I’d like to scope it to the “Dremio Software” edition only, since Arctic is available in Dremio Cloud and an obvious choice (unless the “Preview” disclaimer is a blocker for some). In regards to thread 1., I suggest at least initially also scoping to Dremio only reading data, in order to avoid discussions about concurrent writes.
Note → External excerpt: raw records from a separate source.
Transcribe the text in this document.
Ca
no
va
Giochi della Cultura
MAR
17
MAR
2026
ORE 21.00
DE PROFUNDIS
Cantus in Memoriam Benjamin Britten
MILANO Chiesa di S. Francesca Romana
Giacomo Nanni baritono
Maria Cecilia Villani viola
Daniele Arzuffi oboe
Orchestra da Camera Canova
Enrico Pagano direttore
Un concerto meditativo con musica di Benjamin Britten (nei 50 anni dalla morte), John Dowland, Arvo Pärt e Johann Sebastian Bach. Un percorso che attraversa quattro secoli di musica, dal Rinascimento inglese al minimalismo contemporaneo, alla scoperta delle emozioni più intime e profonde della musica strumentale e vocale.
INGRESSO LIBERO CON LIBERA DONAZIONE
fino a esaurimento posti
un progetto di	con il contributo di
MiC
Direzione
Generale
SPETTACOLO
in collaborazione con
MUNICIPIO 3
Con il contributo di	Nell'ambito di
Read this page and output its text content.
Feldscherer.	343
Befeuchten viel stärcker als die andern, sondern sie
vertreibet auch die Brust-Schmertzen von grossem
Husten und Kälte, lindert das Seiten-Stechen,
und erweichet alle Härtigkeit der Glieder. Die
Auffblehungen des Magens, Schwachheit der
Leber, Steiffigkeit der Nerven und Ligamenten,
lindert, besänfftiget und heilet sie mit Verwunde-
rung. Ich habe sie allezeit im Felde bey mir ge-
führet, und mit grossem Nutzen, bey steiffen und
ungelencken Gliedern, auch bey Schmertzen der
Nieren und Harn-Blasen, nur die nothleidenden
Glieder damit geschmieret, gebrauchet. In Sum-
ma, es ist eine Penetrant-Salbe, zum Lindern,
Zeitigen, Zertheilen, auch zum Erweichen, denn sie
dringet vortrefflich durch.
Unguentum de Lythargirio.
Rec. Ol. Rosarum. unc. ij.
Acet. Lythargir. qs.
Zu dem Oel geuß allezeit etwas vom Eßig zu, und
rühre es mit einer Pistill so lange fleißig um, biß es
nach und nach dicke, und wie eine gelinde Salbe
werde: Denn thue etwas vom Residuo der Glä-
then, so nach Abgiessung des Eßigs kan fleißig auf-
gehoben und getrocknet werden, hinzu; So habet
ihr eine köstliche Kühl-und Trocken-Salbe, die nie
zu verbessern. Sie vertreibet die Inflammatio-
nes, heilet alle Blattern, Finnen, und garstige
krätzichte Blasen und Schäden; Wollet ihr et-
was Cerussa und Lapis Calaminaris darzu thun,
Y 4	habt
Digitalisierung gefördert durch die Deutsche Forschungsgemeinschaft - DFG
The options known to me are:

  1. Glue catalog
  2. Hive catalog
  3. Hadoop catalog
  4. Nessie catalog (using an undocumented services.nessie.remote-uri config in dremio.conf)
  5. Roll your own support for the JDBC catalog, REST catalog or similar
  6. Wait for Arctic to come to the “Software” version

Short comments on the options above:

  1. Glue may be an option, but it is not an option for non-AWS clouds or on-prem deployments
  2. I would rather want to avoid all the complexities of Hive (unless you’re deeply invested in Hive already, but not all are - my company isn’t either)
  3. The lowest, common denominator. For one, engines doing writes need an explicit lock manager for coordinating writes, since it isn’t provided by the catalog.
  4. This might not even be officially supported, and as far as I can test, Dremio-wise it seems to be treated very similar to the Hadoop catalog
  5. This seems like a daunting task. It may also be in vein, since Dremio may add more catalogs in the future (Dremio’s roadmap isn’t open, so on-one knows)
  6. One could hope. I haven’t heard of any ambitions of it being added to the “Software” version (Dremio’s roadmap isn’t open, so on-one knows)

For context, in my company we’re currently:

  1. Running Dremio OSS on-prem
  2. Using a per-table Hadoop catalog
  3. Using an AWS S3 remote file source (MinIO) and manually configuring folders as Iceberg tables
  4. Using a custom built lockmanager to coordinate commits by writers

I’d like to do better and there are a lot of good reasons to use a proper catalog. Especially 4. above is an issue for me, since it makes writing to Iceberg risky. You need to be certain you have nailed the configuration of the LockManager, because, unlike other catalogs, if you forget or misconfigure the LockManager, it is still possible to write to the table. We have corrupted more than one table this way.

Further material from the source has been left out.